I don't know. Some would say yes becausegetting a degree puts you by default in a professional-managerial class, but it probably depends more in that graduate's relationship to Capital. Which will vary.

Indeed, under any definition of class positing that no-one who has a boss can be middle class, the ground is marshmallow.

Who said that? In any case it sounds wrong to me. I like marshmallow though.

(I don't even know why I'm chiming in, I'm thick as shit politically. I get out of my depth really quickly then regret having any opinions at all...)
 
hilariously, being a graduate of a prestigious theatre school his very own self.
ok no, maybe just alumnus, unsure if he graduated or what with. a song, certainly.

Jarvis Cocker, who I made my remark about, as a wealthy, famous pop-star, published author and TV celebrity, with a virtually inexhaustible source of Surplus Value of his own and (no doubt) a reasonable pool of Wealth from which to draw, is not Working Class, except that he might choose to identify as working class because of feels.

How much presenting that identity as his public image has benefitted him or continues to, in material terms, isn't really the point, though I imagine it has and does. The question that arises for me is, could it be considered cultural appropriation, for a wealthy, successful individual to continue to identify publicly as working class long after their actual relation to Capital has changed, massively and fundamentally?
 
My father in law was born in a small village in Bedfordshire, bitterly divided in his youth between the 'top enders' and the 'bottom enders'.

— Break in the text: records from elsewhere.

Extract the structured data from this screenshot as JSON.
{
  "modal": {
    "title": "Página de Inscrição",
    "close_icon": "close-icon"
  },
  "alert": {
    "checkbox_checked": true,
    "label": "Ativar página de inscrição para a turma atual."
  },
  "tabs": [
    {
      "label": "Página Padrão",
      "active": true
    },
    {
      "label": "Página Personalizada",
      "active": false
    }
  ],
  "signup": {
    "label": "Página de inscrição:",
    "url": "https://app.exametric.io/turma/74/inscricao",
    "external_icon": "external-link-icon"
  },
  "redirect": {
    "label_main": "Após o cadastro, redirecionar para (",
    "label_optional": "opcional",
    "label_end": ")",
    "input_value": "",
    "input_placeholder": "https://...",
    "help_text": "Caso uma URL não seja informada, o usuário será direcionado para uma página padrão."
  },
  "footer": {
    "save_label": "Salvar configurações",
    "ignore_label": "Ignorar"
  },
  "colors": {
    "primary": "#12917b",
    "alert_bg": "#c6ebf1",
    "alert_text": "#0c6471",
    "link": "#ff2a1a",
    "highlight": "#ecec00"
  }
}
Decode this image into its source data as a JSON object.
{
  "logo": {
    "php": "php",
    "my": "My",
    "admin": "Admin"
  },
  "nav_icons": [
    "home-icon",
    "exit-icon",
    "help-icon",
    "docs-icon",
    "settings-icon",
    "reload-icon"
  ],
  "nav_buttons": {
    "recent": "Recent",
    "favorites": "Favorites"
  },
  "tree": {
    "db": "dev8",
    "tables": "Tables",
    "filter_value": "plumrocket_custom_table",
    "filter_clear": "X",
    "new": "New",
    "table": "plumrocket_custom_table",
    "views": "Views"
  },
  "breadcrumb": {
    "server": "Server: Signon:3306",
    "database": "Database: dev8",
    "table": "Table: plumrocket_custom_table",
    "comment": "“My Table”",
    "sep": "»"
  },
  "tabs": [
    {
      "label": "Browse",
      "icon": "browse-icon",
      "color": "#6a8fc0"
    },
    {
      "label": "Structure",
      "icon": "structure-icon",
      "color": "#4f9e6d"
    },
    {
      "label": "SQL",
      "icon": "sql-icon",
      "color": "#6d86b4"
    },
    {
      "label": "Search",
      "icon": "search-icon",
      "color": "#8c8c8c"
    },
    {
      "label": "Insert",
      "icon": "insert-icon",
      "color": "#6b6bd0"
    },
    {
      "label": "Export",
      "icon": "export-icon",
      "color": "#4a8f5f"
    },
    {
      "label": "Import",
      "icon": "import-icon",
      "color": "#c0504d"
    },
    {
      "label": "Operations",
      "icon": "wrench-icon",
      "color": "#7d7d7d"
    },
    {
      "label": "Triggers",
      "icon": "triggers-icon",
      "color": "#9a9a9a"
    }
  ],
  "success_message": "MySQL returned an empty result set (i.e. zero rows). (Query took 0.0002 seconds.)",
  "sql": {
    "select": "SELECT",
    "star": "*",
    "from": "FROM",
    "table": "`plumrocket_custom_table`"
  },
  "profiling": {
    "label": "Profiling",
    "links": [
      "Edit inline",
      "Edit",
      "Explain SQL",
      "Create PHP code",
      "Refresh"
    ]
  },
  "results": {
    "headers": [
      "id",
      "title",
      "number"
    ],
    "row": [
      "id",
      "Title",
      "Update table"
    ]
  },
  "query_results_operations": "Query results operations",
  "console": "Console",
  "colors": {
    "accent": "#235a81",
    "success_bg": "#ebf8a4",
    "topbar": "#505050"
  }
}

Which one? I'm from Bedfordshire, spent my whole childhood there. As it seems did whole generations of my family before me for hundreds of years, a family of agricultural labourers. Our small town was bitterly divided but between working class and the snobby middle class. There wasn't a lot of mixing which at least gave me an early introduction into what class may mean to some people.
 
We've always been broken into small bickering groups. That didn't start with capitalism. We've always given ourselves, or been given, a bunch of identities which we may choose between or have foisted upon us.

Always is a very big word here, but even if true, would that stop people looking to maintain their social privilege from exploiting the situation? Making it worse, deepening the divisions with lies and manipulation? Like always?

To clarify, when I wrote someone, I didn't really mean any particular person.

But when, finally, a large number of people at the bottom of the pile finally put their identity differences aside and organize to win better terms and conditions for their entire Class .. what better way to destroy that than by reminding them, But wait, aren't you all different kinds of people?

So yes, capitalism has a lot to do with it.